One of the best albums of 2017 at:
"Adem is as comforting as it is magnificent, and it goes straight for the proverbial jugular of human emotion."
“The simplest of arrangements can captivate when the material in play is as rich in imagination and melody as it is here.”
“A beautiful piece of work and an irresistible call to take the time to slow down and hear, breathe, and feel the passage of time.”
“Adem is an auditory painting of a life’s interaction with nature, others and itself. The notes hang in the air, not in a void but suspended in a warm tape hiss that blankets and embraces you.“
Hoor de Ruimte die de Zee Ademt,
alsof je Tijd Voelt
A breath (“adem” in Dutch) is life, air being spread in a body of flesh, blood, organs, sinews and tissue to ensure its continuous functioning. Like a pendulum, like time itself, like the sea and winds, it is endless motion. Take a breath and consider the inevitable advancement of days, weeks, months, and years, while your body is swept along.
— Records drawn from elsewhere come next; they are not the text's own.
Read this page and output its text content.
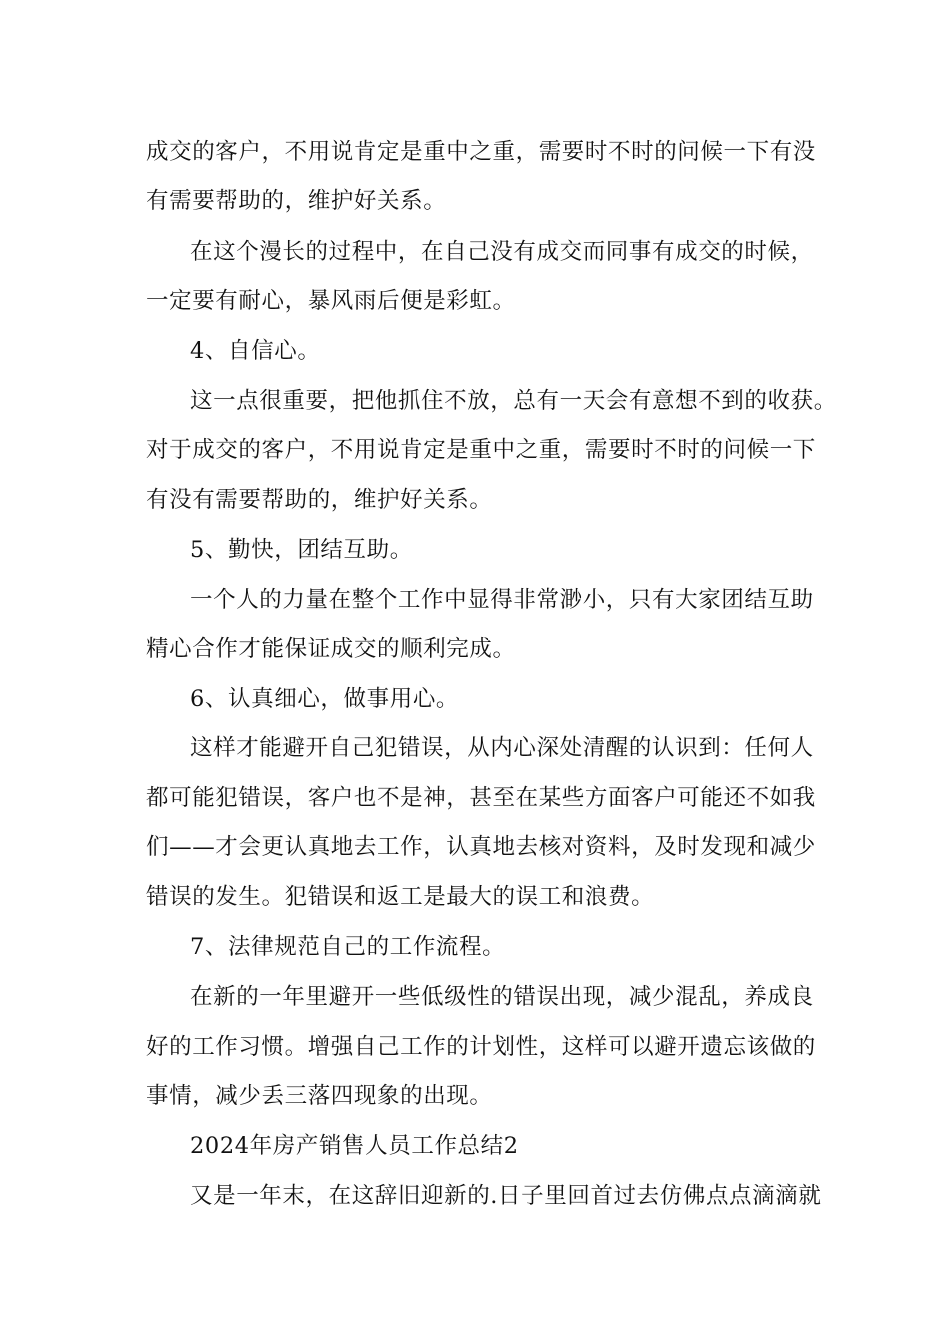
成交的客户，不用说肯定是重中之重，需要时不时的问候一下有没
有需要帮助的，维护好关系。
在这个漫长的过程中，在自己没有成交而同事有成交的时候，
一定要有耐心，暴风雨后便是彩虹。
4、自信心。
这一点很重要，把他抓住不放，总有一天会有意想不到的收获。
对于成交的客户，不用说肯定是重中之重，需要时不时的问候一下
有没有需要帮助的，维护好关系。
5、勤快，团结互助。
一个人的力量在整个工作中显得非常渺小，只有大家团结互助
精心合作才能保证成交的顺利完成。
6、认真细心，做事用心。
这样才能避开自己犯错误，从内心深处清醒的认识到：任何人
都可能犯错误，客户也不是神，甚至在某些方面客户可能还不如我
们——才会更认真地去工作，认真地去核对资料，及时发现和减少
错误的发生。犯错误和返工是最大的误工和浪费。
7、法律规范自己的工作流程。
在新的一年里避开一些低级性的错误出现，减少混乱，养成良
好的工作习惯。增强自己工作的计划性，这样可以避开遗忘该做的
事情，减少丢三落四现象的出现。
2024年房产销售人员工作总结2
又是一年末，在这辞旧迎新的.日子里回首过去仿佛点点滴滴就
“Adem” is yadayn's third album of composed material and fourth release overall since 2014. The music on this record was mostly composed and developed throughout the course of one quite eventful year, or was improvised during the recording sessions that wrapped up that year at a time of homecoming, when the dust of the year's turmoil was finally settling down. The album is conceptualized as two related suites (an A-side and a B-side if you will), a continuous journey rather than a set of individual songs as postcards. In that sense it is compositionally closer to yadayn's debut album “Vloed” (2014), though it is sonically very much related to the lo-fi explorations on “Pendel” (2015), while even a few of the drony, improvised sensibilities of “Naam” (2015) appear. As such, “Adem” is a logical continuation of yadayn’s musical trajectory, while at the same time being a moment of contemplation.
The main guitar and ukulele parts as well as a few overdubs for four of the six tracks (“Hoor”, “Ruimte”, “Tijd”, and “Voel”) were self-recorded in a decommissioned telephone exchange building, in a large hall blessed with very spacious reverb, in yadayn's native town of Halle. The building was legally squatted for a short while by artists. Thanks to the organisation of Kunst Kraakt Fabriek, and to Stijn Hanssens in particular, for providing mostly unbothered access to the building for a few days. The other two songs were recorded respectively in the house of yadayn's grandmother (“Zee”) and at his home (“Adem”).